Chapter 39
HomeFor every element in a set, you have two choices: include it or exclude it. The set of all choices — all subsets — is the power set. For N elements, there are 2ᴺ subsets. Generating them recursively is the foundation of backtracking.
Think of each element as a fork in the road. At element i, you branch: take it or skip it. By the time you've made N decisions, you have one subset. Branching at every step gives 2ᴺ leaves.
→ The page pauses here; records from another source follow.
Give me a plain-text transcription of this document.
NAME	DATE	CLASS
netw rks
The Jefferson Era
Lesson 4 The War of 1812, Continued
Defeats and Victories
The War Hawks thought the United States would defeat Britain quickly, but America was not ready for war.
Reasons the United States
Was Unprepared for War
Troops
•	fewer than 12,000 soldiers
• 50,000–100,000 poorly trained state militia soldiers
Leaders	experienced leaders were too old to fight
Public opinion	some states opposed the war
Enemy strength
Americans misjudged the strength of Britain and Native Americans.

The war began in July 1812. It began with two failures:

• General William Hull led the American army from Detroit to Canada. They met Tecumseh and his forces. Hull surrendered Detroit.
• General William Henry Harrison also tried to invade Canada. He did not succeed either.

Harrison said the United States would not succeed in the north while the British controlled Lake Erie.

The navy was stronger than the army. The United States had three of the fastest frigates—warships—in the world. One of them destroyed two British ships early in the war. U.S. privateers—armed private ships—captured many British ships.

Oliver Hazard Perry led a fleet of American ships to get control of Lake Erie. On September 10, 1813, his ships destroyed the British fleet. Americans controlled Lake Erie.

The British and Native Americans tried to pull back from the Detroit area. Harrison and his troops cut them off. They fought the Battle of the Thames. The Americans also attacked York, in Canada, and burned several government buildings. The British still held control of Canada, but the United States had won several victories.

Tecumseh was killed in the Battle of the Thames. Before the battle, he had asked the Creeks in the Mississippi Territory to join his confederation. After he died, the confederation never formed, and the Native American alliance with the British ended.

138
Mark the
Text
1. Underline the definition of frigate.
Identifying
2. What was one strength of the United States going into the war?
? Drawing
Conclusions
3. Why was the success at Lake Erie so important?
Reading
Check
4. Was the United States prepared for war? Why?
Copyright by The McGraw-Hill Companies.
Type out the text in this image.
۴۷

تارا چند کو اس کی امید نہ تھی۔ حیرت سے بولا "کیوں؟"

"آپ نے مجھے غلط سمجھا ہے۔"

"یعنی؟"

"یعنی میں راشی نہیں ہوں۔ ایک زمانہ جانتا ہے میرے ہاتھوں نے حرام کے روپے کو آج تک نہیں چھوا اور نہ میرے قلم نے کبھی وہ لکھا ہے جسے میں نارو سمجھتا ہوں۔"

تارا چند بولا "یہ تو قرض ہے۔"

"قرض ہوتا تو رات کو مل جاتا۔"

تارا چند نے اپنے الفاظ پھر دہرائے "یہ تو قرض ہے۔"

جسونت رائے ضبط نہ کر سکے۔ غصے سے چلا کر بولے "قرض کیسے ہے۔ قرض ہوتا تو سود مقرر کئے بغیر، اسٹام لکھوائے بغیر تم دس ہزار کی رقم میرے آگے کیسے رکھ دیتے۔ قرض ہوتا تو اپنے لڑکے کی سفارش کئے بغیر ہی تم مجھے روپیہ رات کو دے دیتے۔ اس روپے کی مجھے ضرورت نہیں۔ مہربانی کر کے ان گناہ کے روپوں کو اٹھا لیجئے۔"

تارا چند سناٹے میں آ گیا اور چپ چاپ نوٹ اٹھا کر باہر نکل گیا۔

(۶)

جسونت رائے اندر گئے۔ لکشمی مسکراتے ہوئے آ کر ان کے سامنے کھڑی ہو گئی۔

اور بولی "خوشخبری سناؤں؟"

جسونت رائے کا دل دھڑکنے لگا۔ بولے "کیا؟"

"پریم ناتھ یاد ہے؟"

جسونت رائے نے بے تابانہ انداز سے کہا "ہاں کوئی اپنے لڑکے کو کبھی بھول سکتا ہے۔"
void subsets(vector<int>& nums, int i, vector<int>& current, vector<vector<int>>& result) {
if (i == nums.size()) {
result.push_back(current); // base: no more decisions
return;
}
// Branch 1: exclude nums[i]
subsets(nums, i + 1, current, result);
// Branch 2: include nums[i]
current.push_back(nums[i]);
subsets(nums, i + 1, current, result);
current.pop_back(); // backtrack
}
// Usage:
vector<vector<int>> result;
vector<int> current;
subsets(nums, 0, current, result);
fn subsets(nums: &[i32]) -> Vec<Vec<i32>> {
let mut result = Vec::new();
let mut current = Vec::new();
backtrack(nums, 0, &mut current, &mut result);
result
}
fn backtrack(nums: &[i32], i: usize,
current: &mut Vec<i32>, result: &mut Vec<Vec<i32>>) {
if i == nums.len() {
result.push(current.clone());
return;
}
// Exclude
backtrack(nums, i + 1, current, result);
// Include
current.push(nums[i]);
backtrack(nums, i + 1, current, result);
current.pop(); // backtrack
}
💡 The backtracking pattern
push() before recursing, pop() after — that's
the backtrack. You're exploring a possibility, then undoing it so the
next branch starts from a clean state. Without pop_back(),
elements from one branch would leak into the next.
// N=10: 1,024 subsets — instant // N=20: 1,048,576 — < 0.1s // N=30: 1,073,741,824 — ~10 seconds // N=40: ~10¹² — hours
Subset generation is O(2ᴺ) and that's unavoidable. The constraint matters: if a problem says N ≤ 20, subset enumeration is likely the intended solution. If N ≤ 30, you'll need pruning or bitmask tricks (next chapter).